The point is that these soundtracks were good to start with. Carpenter wrote and performed most of his scores himself, or with collaborators – The Thing was a collaboration between him and no less a luminary than Ennio Morricone. Zombie Zombie add beats and other signal flourishes that simply add to the drama of the originals. The main theme from Halloween still makes you hold your breath in anxious fear-induced excitement, but a track like 'The Bank Robbery' (from Escape From New York) is given an urgent beat and frantic synth breakdown at the very end, making it ideal for minimalist dance floors; like a remix of the Airwolf theme tune, only with more drama. The Escape From LA main theme becomes an hard-edged, industrial jack-booted synth-fest, not unlike Deutsch Amerikanisch Freundschaft circa 'Sex Unter Wasser' or Nitzer Ebb circa 'Let Your Body Learn', a sort of cinematic Electronic Body Music as that genre became known. Fans of Carpenter and electronic music generally should definitely look out for this.

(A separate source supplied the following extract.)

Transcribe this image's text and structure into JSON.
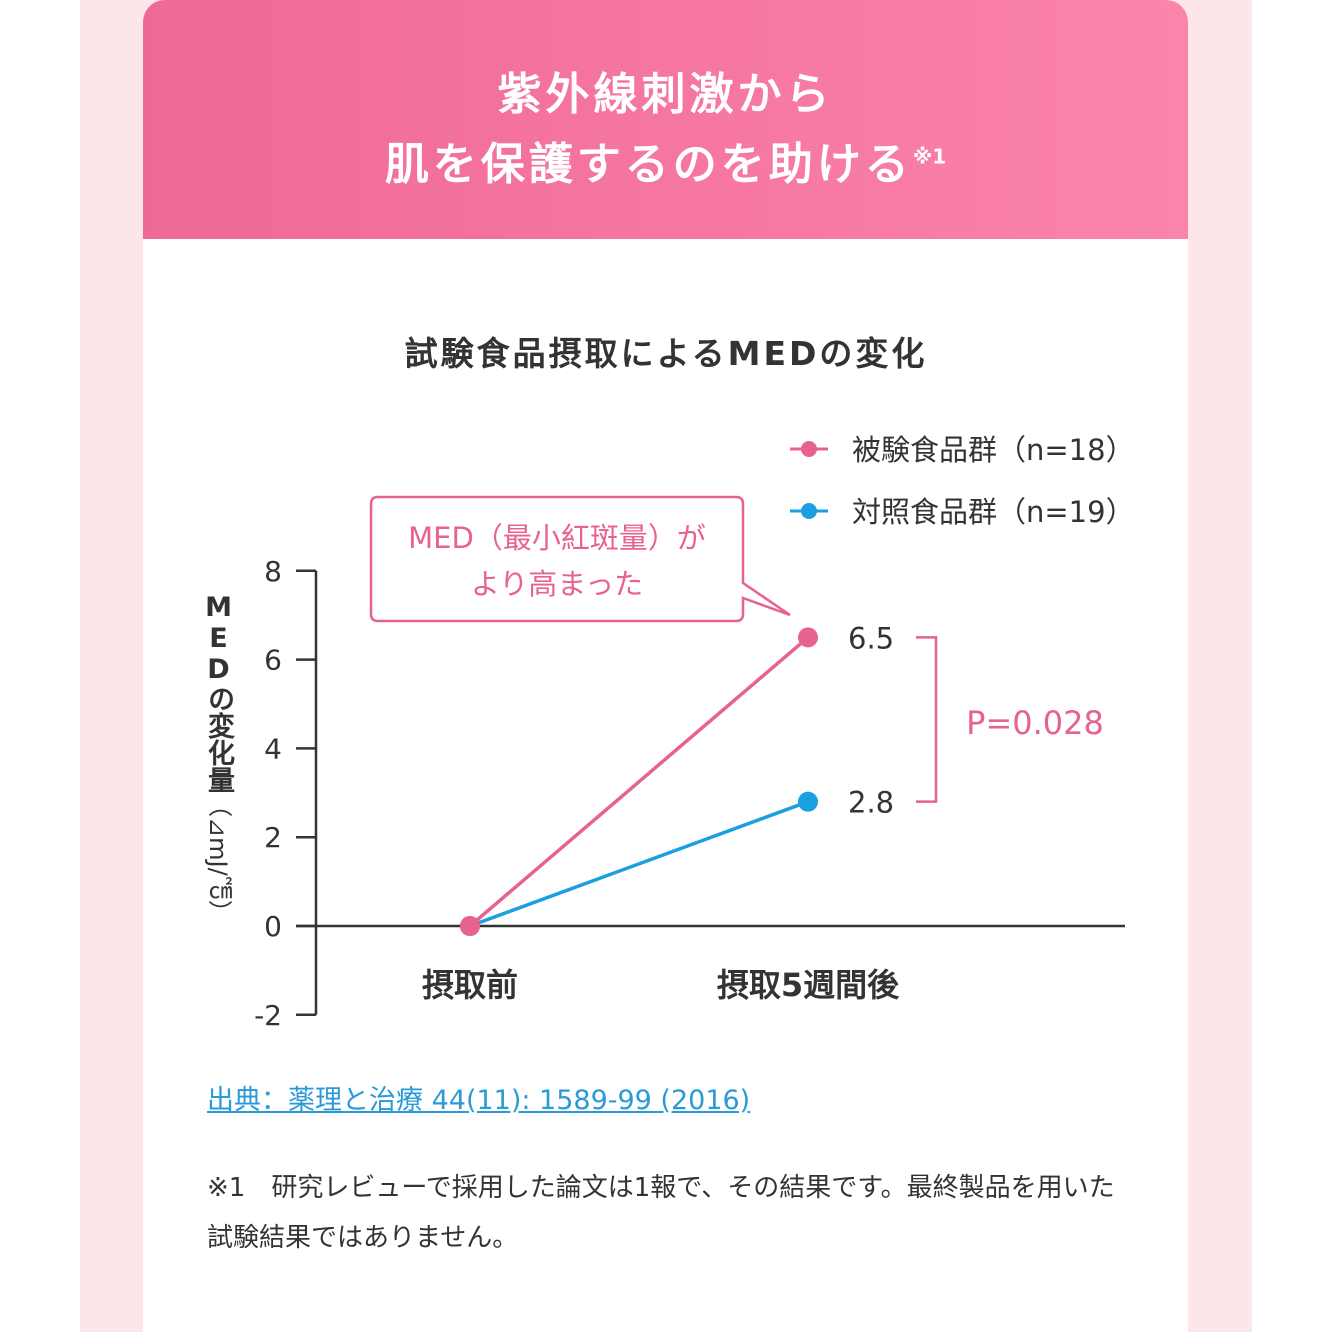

Two highly limited edition CD-Rs, in hand-made packaging, from the Apollolaan label fell on my doorstep in the last week. The first, a 3", single-track CD-R from Space Weather (Alistair Crosbie, who has graced this blog before, on electric guitar; Brian Lavelle on electronics and Andrew Paine on bass) is entitled The Weather's Maiden. It was an edition of 100 and is now all sold out. This is a release that sounds markedly different at different volumes; at low volumes it sounds like a bleak, distant sonic landscape of hissing radio waves and transmissions from some frozen, desolate, abandoned world. For some reason it sounded to me like a soundtrack to the film Hardware, a British film from 1990 that painted a very bleak picture of the future, wherein savage death robots were unleashed on the populace to control the population growth. Listened to at louder volumes reveals other aspects of this sonic stew; heavily-processed, looped guitars (I think) dominate the background and deep bass tones and drones offset the spiralling, whining electronics. It is something constantly shifting, rarely static, and could have extended far longer than the fifteen minutes we have been gifted here.

Space Weather 'The Weather's Maiden

The other Apollolaan release was Peter Delaney's live set from Amsterdam's VPRO festival in May 2009. This 5" CD-R is again an edition of 100 and comes in a cardboard Muji CD sleeve adorned with the white outlines of houses. I had never heard of Delaney before being sent this. He is an Irish singer-songwriter whose songs are frankly a delight for the ears. These are delicately-rendered acoustic folk ballads, occasionally dark and mysterious and evoking the vastness of the sea; but mostly these songs are uplifting affirming in nature. Delaney's perfect live set proves him to be an accomplished lyricist and his guitar playing is intricate and finely-wrought, gentle and enveloping, his voice having remarkable range and a subtle emotional intensity.

Peter Delaney 'Live In Amsterdam'

There is much that I could say about this, but to write further wouldn't ever come close to doing these songs justice. So I will just say that I honestly don't think I've ever heard a more beguiling record in my life. Higher praise than that I honestly can't find. There are a few copies left at apollolaan.co.uk; you would be wise to buy one quick.